The courage it takes to share your story might be the very thing someone else needs to open their heart to hope
BY REGAN BUCHANAN
Guest blogger and 2016-17 Campus Y Co-President
Last Tuesday night, February 9th, my dear friend Lauren and I became the next Campus Y Co-Presidents. There were tears (mostly from Lauren), champagne, and a lot of hugs. This sweet victory, I’m told, should be one of biggest successes of my life so far. But as we celebrated, I didn’t feel like I had reached a pinnacle of accomplishment. I was (and am) so unbelievably excited for this opportunity, but I don’t feel like winning the co-presidency is the crowning achievement of my 21 years. So after some thought, I think I know why I feel this way.

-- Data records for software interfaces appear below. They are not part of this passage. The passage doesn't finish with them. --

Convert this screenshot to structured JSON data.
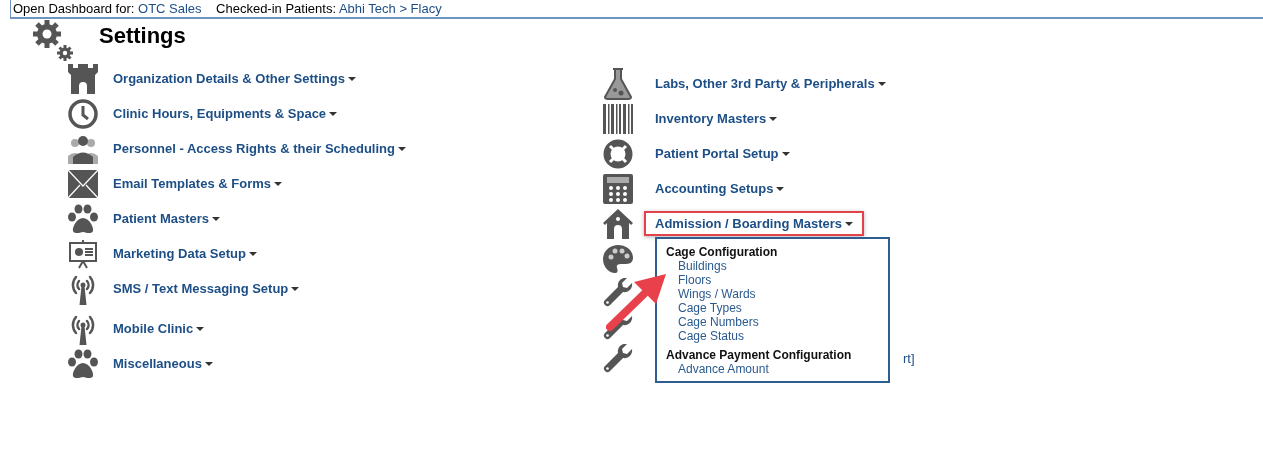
{
  "top_bar": {
    "dashboard_label": "Open Dashboard for:",
    "dashboard_value": "OTC Sales",
    "patients_label": "Checked-in Patients:",
    "patients_value": "Abhi Tech > Flacy"
  },
  "title": "Settings",
  "left_items": [
    {
      "kind": "tower",
      "label": "Organization Details & Other Settings"
    },
    {
      "kind": "clock",
      "label": "Clinic Hours, Equipments & Space"
    },
    {
      "kind": "people",
      "label": "Personnel - Access Rights & their Scheduling"
    },
    {
      "kind": "envelope",
      "label": "Email Templates & Forms"
    },
    {
      "kind": "paw",
      "label": "Patient Masters"
    },
    {
      "kind": "presentation",
      "label": "Marketing Data Setup"
    },
    {
      "kind": "antenna",
      "label": "SMS / Text Messaging Setup"
    },
    {
      "kind": "antenna",
      "label": "Mobile Clinic"
    },
    {
      "kind": "paw",
      "label": "Miscellaneous"
    }
  ],
  "right_items": [
    {
      "kind": "flask",
      "label": "Labs, Other 3rd Party & Peripherals",
      "highlighted": false
    },
    {
      "kind": "barcode",
      "label": "Inventory Masters",
      "highlighted": false
    },
    {
      "kind": "lifebuoy",
      "label": "Patient Portal Setup",
      "highlighted": false
    },
    {
      "kind": "calculator",
      "label": "Accounting Setups",
      "highlighted": false
    },
    {
      "kind": "doghouse",
      "label": "Admission / Boarding Masters",
      "highlighted": true,
      "menu": [
        {
          "kind": "heading",
          "label": "Cage Configuration"
        },
        {
          "kind": "link",
          "label": "Buildings"
        },
        {
          "kind": "link",
          "label": "Floors"
        },
        {
          "kind": "link",
          "label": "Wings / Wards"
        },
        {
          "kind": "link",
          "label": "Cage Types"
        },
        {
          "kind": "link",
          "label": "Cage Numbers"
        },
        {
          "kind": "link",
          "label": "Cage Status"
        },
        {
          "kind": "heading",
          "label": "Advance Payment Configuration"
        },
        {
          "kind": "link",
          "label": "Advance Amount"
        }
      ]
    },
    {
      "kind": "palette"
    },
    {
      "kind": "wrench"
    },
    {
      "kind": "wrench"
    },
    {
      "kind": "wrench",
      "partial_label": "rt]"
    }
  ],
  "callout_arrow": true
}
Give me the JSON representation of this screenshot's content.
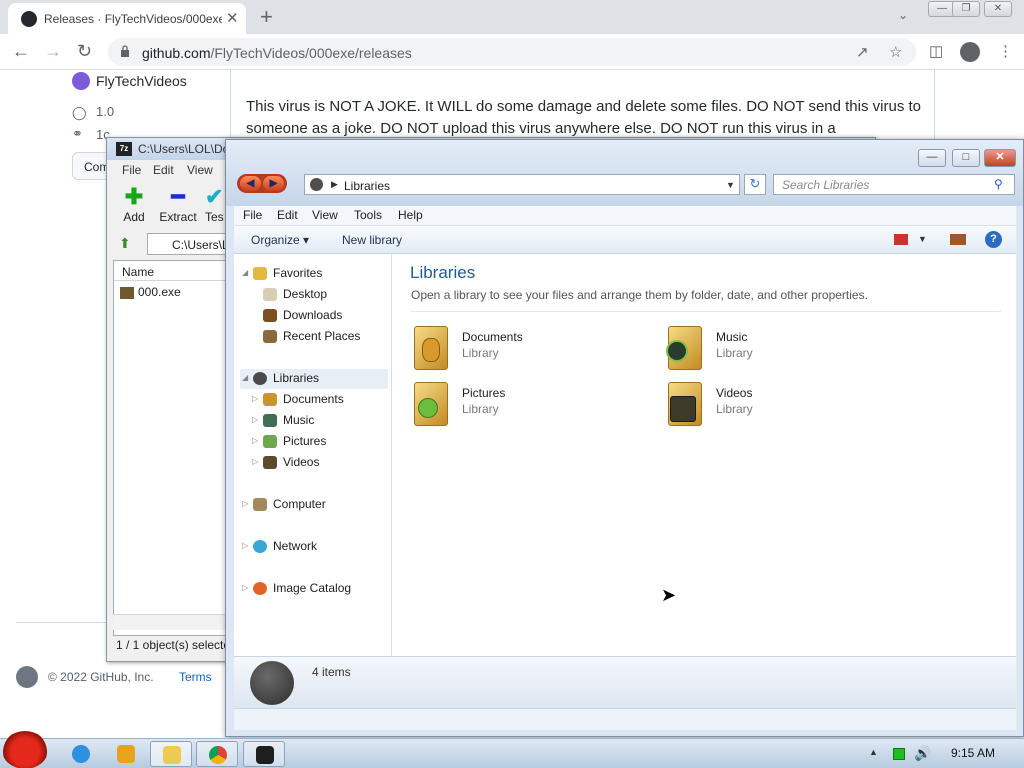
{
  "browser": {
    "tab_title": "Releases · FlyTechVideos/000exe",
    "tab_close": "✕",
    "new_tab": "+",
    "tab_search": "⌄",
    "window_controls": [
      "—",
      "❐",
      "✕"
    ],
    "url_host": "github.com",
    "url_path": "/FlyTechVideos/000exe/releases"
  },
  "github": {
    "author": "FlyTechVideos",
    "tag": "1.0",
    "commit": "1c",
    "compare_button": "Com",
    "release_text": "This virus is NOT A JOKE. It WILL do some damage and delete some files. DO NOT send this virus to someone as a joke. DO NOT upload this virus anywhere else. DO NOT run this virus in a",
    "copyright": "© 2022 GitHub, Inc.",
    "terms": "Terms"
  },
  "sevenzip": {
    "icon_text": "7z",
    "title": "C:\\Users\\LOL\\Do",
    "menu": [
      "File",
      "Edit",
      "View"
    ],
    "tools": [
      {
        "label": "Add",
        "glyph": "✚",
        "color": "#1aa61a"
      },
      {
        "label": "Extract",
        "glyph": "━",
        "color": "#1c2fc8"
      },
      {
        "label": "Tes",
        "glyph": "✔",
        "color": "#1ab0c8"
      }
    ],
    "path": "C:\\Users\\L",
    "column_name": "Name",
    "file_name": "000.exe",
    "status": "1 / 1 object(s) selecte"
  },
  "explorer": {
    "address_crumb": "Libraries",
    "search_placeholder": "Search Libraries",
    "menu": [
      "File",
      "Edit",
      "View",
      "Tools",
      "Help"
    ],
    "organize": "Organize ▾",
    "new_library": "New library",
    "help_glyph": "?",
    "nav": {
      "favorites": "Favorites",
      "desktop": "Desktop",
      "downloads": "Downloads",
      "recent_places": "Recent Places",
      "libraries": "Libraries",
      "documents": "Documents",
      "music": "Music",
      "pictures": "Pictures",
      "videos": "Videos",
      "computer": "Computer",
      "network": "Network",
      "image_catalog": "Image Catalog"
    },
    "heading": "Libraries",
    "subheading": "Open a library to see your files and arrange them by folder, date, and other properties.",
    "libraries": [
      {
        "name": "Documents",
        "type": "Library"
      },
      {
        "name": "Music",
        "type": "Library"
      },
      {
        "name": "Pictures",
        "type": "Library"
      },
      {
        "name": "Videos",
        "type": "Library"
      }
    ],
    "item_count": "4 items"
  },
  "taskbar": {
    "clock": "9:15 AM"
  }
}
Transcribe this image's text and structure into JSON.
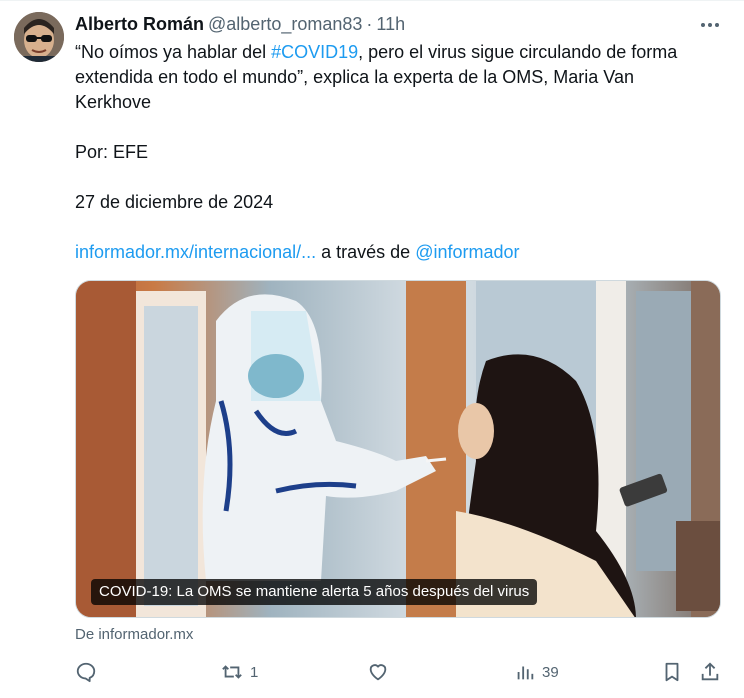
{
  "tweet": {
    "author_name": "Alberto Román",
    "author_handle": "@alberto_roman83",
    "separator": "·",
    "time": "11h",
    "text": {
      "quote_open": "“No oímos ya hablar del ",
      "hashtag": "#COVID19",
      "quote_rest_1": ", pero el virus sigue circulando de forma",
      "line2": "extendida en todo el mundo”, explica la experta de la OMS, Maria Van",
      "line3": "Kerkhove",
      "source_line": "Por: EFE",
      "date_line": "27 de diciembre de 2024",
      "url": "informador.mx/internacional/...",
      "via": " a través de ",
      "mention": "@informador"
    },
    "card": {
      "title": "COVID-19: La OMS se mantiene alerta 5 años después del virus",
      "domain": "De informador.mx"
    },
    "actions": {
      "retweets": "1",
      "views": "39"
    }
  },
  "colors": {
    "text": "#0f1419",
    "muted": "#536471",
    "link": "#1d9bf0",
    "border": "#cfd9de"
  },
  "icons": [
    "more-icon",
    "reply-icon",
    "retweet-icon",
    "like-icon",
    "views-icon",
    "bookmark-icon",
    "share-icon"
  ]
}
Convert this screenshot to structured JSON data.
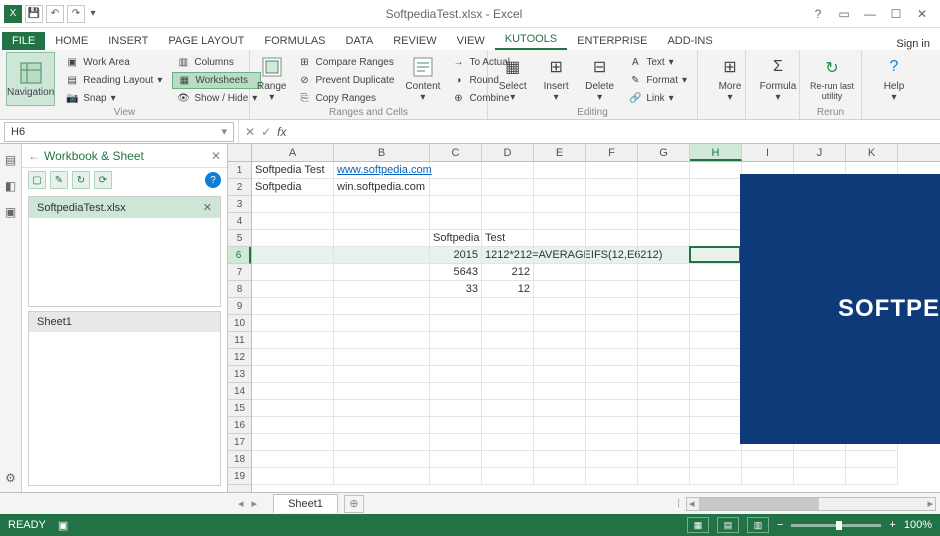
{
  "title": "SoftpediaTest.xlsx - Excel",
  "file_tab": "FILE",
  "tabs": [
    "HOME",
    "INSERT",
    "PAGE LAYOUT",
    "FORMULAS",
    "DATA",
    "REVIEW",
    "VIEW",
    "KUTOOLS",
    "ENTERPRISE",
    "ADD-INS"
  ],
  "active_tab": 7,
  "sign_in": "Sign in",
  "ribbon": {
    "navigation": "Navigation",
    "work_area": "Work Area",
    "reading_layout": "Reading Layout",
    "snap": "Snap",
    "columns": "Columns",
    "worksheets": "Worksheets",
    "show_hide": "Show / Hide",
    "view_label": "View",
    "range": "Range",
    "compare_ranges": "Compare Ranges",
    "prevent_duplicate": "Prevent Duplicate",
    "copy_ranges": "Copy Ranges",
    "content": "Content",
    "to_actual": "To Actual",
    "round": "Round",
    "combine": "Combine",
    "ranges_cells_label": "Ranges and Cells",
    "select": "Select",
    "insert": "Insert",
    "delete": "Delete",
    "text": "Text",
    "format": "Format",
    "link": "Link",
    "editing_label": "Editing",
    "more": "More",
    "formula": "Formula",
    "rerun": "Re-run last utility",
    "rerun_label": "Rerun",
    "help": "Help"
  },
  "name_box": "H6",
  "fx": "fx",
  "panel": {
    "title": "Workbook & Sheet",
    "workbook": "SoftpediaTest.xlsx",
    "sheet": "Sheet1"
  },
  "columns": [
    "A",
    "B",
    "C",
    "D",
    "E",
    "F",
    "G",
    "H",
    "I",
    "J",
    "K"
  ],
  "rows": 19,
  "selected_cell": {
    "row": 6,
    "col": "H"
  },
  "cells": {
    "A1": "Softpedia Test",
    "B1": "www.softpedia.com",
    "A2": "Softpedia",
    "B2": "win.softpedia.com",
    "C5": "Softpedia",
    "D5": "Test",
    "C6": "2015",
    "D6": "1212*212=AVERAGEIFS(12,E6212)",
    "C7": "5643",
    "D7": "212",
    "C8": "33",
    "D8": "12"
  },
  "sheet_tab": "Sheet1",
  "status": {
    "ready": "READY",
    "zoom": "100%"
  },
  "overlay_text": "SOFTPE"
}
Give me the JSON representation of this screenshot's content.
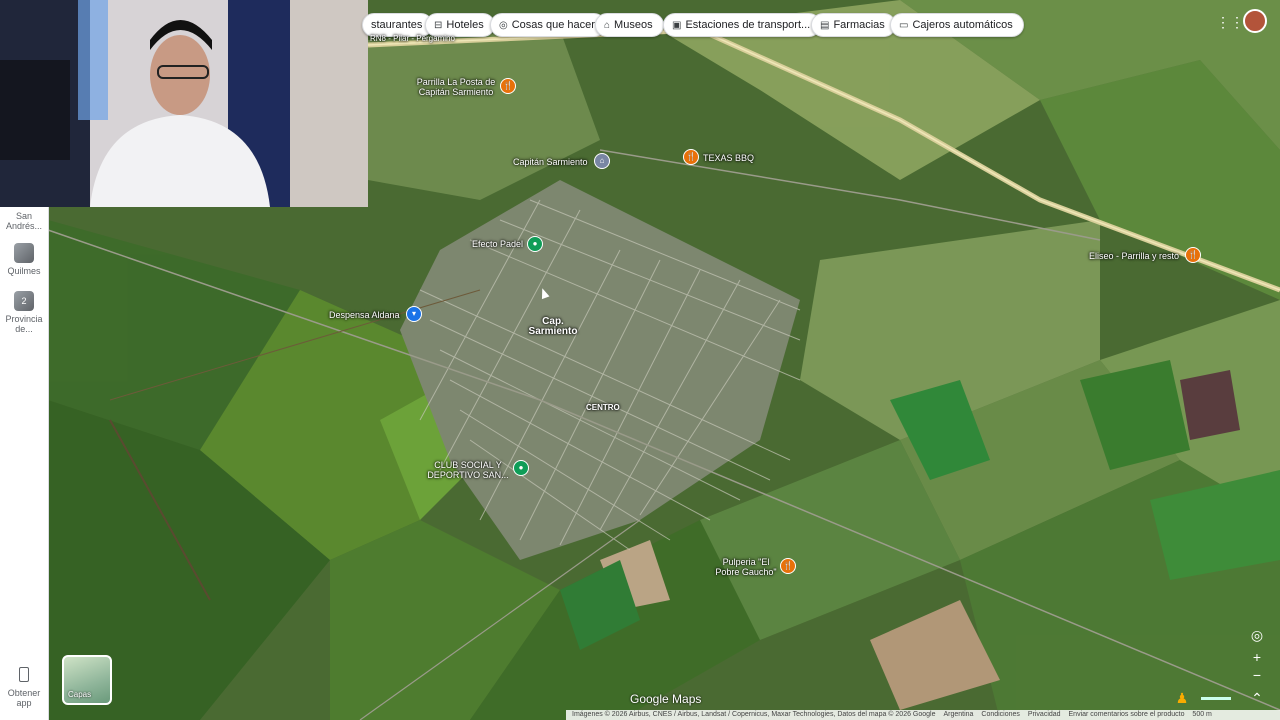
{
  "filter_chips": [
    {
      "icon": "restaurant-icon",
      "label": "staurantes"
    },
    {
      "icon": "bed-icon",
      "label": "Hoteles"
    },
    {
      "icon": "camera-icon",
      "label": "Cosas que hacer"
    },
    {
      "icon": "museum-icon",
      "label": "Museos"
    },
    {
      "icon": "transit-icon",
      "label": "Estaciones de transport..."
    },
    {
      "icon": "pharmacy-icon",
      "label": "Farmacias"
    },
    {
      "icon": "atm-icon",
      "label": "Cajeros automáticos"
    }
  ],
  "sidebar": {
    "recents": [
      {
        "label": "San Andrés..."
      },
      {
        "label": "Quilmes"
      },
      {
        "label": "Provincia de...",
        "badge": "2"
      }
    ],
    "get_app": "Obtener app"
  },
  "road_label": "RN8 - Pilar - Pergamino",
  "places": {
    "parrilla_posta": "Parrilla La Posta de Capitán Sarmiento",
    "capitan_sarmiento_poi": "Capitán Sarmiento",
    "texas_bbq": "TEXAS BBQ",
    "efecto_padel": "Efecto Padel",
    "despensa_aldana": "Despensa Aldana",
    "town": "Cap. Sarmiento",
    "centro": "CENTRO",
    "club": "CLUB SOCIAL Y DEPORTIVO SAN...",
    "eliseo": "Eliseo - Parrilla y resto",
    "pulperia": "Pulperia \"El Pobre Gaucho\""
  },
  "layers_label": "Capas",
  "wordmark": "Google Maps",
  "footer": {
    "attribution": "Imágenes © 2026 Airbus, CNES / Airbus, Landsat / Copernicus, Maxar Technologies, Datos del mapa © 2026 Google",
    "country": "Argentina",
    "terms": "Condiciones",
    "privacy": "Privacidad",
    "feedback": "Enviar comentarios sobre el producto",
    "scale": "500 m"
  },
  "colors": {
    "food_pin": "#e8710a",
    "park_pin": "#0f9d58",
    "shop_pin": "#1a73e8"
  }
}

In high school and in my first year at UNC, I struggled with an eating disorder and the self-hatred that accompanied it. Without going into too much detail, I was irreconcilably miserable. I would lie in bed at night, cry, and pray to whatever god would listen: “I don’t care what happens in my life. I just desperately want to be happy.”
It’s been a long journey, but with the help of a supportive friend network, fulfilling work, and radical self-love, I found happiness and a sense of purpose. I don’t want to over-simplify the process of recovering from an eating disorder - it’s different for everyone. It’s taken years for me to get to this point. It’s not something I could have done alone, and I still fight it today.
But I’m a stronger woman, a better friend, and a more thoughtful, empathetic person because of my experiences. And I’m happy. That’s my crowning achievement. That’s my pinnacle of accomplishment and the biggest success of my life.
Let’s challenge ourselves to redefine achievement. Let’s stop deriving self worth from our resumes and LinkedIn profiles. Let’s go on an earnest quest to truly find the things from which we derive meaning. And if we can do that, if we can find happiness and purpose- then we’ve made it. Everything else just doesn’t compare.